Last weekend I learned about push notifications. A ‘push notification’ is digital design jargon, referring to a type of online interface: one of those immensely irritating pop-up boxes which will only disappear from the screen if you click on it somewhere – like a cookie banner, for instance, demanding that you accept cookies on your web browser. A push notification, I was told, “forces the viewer to take action.”
Viewers taking action? That could be a good thing. Less passive resignation and more active involvement. The meek inherit the earth!
But force? No one should be forced to do anything. Not even accept cookies.
Today I attended the Women for Independence conference in Perth. There were around a thousand women there, travelling in from all over Scotland on a dreich and dreary wet Saturday. A thousand politically engaged women demanding a more compassionate and democratic social order. How many more were there with us in spirit, unable to attend in person?
The first half of the programme involved an open mic opportunity for anyone who wished to contribute. The tone throughout this session was unfailingly gracious, hopeful and courageous; the individual voices of women collectively articulating their thoughts and aspirations. No forcing, but likewise no backing down. As one speaker said, “We’re not here to seek power. We already have power.” Another spoke as though reading from the script of my heart: “Empowerment is about not being invisible.” (Well shit – that sums up four years’ worth of blog posts in a mere six words. Succinct I am not.)

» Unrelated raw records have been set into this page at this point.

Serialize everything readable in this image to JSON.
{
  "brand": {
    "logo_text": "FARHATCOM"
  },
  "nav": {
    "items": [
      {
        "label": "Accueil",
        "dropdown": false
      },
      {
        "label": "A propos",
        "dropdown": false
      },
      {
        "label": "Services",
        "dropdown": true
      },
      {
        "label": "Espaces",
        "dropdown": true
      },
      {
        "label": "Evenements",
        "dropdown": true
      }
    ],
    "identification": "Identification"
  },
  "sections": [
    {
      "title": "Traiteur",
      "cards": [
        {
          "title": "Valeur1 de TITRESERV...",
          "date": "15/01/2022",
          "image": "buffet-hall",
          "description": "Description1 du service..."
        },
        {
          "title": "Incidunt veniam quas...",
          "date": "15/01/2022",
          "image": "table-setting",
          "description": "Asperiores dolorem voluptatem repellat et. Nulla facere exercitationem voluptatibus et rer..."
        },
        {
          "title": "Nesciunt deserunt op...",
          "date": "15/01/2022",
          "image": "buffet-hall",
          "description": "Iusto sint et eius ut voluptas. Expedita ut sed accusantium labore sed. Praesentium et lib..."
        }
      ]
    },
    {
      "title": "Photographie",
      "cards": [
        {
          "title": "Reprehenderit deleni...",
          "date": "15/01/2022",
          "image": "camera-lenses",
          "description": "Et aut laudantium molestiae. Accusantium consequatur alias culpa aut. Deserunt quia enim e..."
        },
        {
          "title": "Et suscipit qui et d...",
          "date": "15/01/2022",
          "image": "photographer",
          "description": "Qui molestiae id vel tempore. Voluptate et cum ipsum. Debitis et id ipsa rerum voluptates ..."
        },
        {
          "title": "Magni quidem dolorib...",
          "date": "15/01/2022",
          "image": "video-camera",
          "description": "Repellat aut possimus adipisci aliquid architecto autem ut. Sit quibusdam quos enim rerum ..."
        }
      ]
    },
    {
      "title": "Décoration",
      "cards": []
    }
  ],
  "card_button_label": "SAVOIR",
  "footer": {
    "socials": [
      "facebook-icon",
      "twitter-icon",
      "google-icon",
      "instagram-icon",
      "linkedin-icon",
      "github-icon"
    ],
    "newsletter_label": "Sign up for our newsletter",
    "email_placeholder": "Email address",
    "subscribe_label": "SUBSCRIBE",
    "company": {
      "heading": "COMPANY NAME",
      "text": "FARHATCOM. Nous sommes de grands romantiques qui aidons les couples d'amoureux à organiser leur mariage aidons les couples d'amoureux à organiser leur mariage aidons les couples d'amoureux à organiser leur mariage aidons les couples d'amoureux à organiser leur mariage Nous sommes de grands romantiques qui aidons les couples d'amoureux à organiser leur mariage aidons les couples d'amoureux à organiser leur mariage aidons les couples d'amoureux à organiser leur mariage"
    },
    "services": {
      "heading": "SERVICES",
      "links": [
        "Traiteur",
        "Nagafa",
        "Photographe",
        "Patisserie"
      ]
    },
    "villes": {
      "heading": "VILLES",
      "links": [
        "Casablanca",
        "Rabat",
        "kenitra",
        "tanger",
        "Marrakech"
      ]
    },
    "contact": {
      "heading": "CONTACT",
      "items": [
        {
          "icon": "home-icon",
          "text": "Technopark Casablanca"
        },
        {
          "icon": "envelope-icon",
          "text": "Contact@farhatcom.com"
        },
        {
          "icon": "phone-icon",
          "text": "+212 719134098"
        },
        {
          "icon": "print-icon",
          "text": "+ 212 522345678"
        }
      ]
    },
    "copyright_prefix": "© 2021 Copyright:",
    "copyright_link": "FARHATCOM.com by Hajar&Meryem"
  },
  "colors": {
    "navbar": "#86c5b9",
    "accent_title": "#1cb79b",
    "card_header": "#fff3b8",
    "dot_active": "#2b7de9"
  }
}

Push notifications themselves are not the problem. Every moment of life contains a push notification of one sort or another. We can click on the screen as directed or suffer the fate of the cookieless… but we might also take things into our own hands, just shut the screen off altogether and speak with a fellow human instead. We might choose to step away from what has been constructed to contain and direct us, and do our own thing.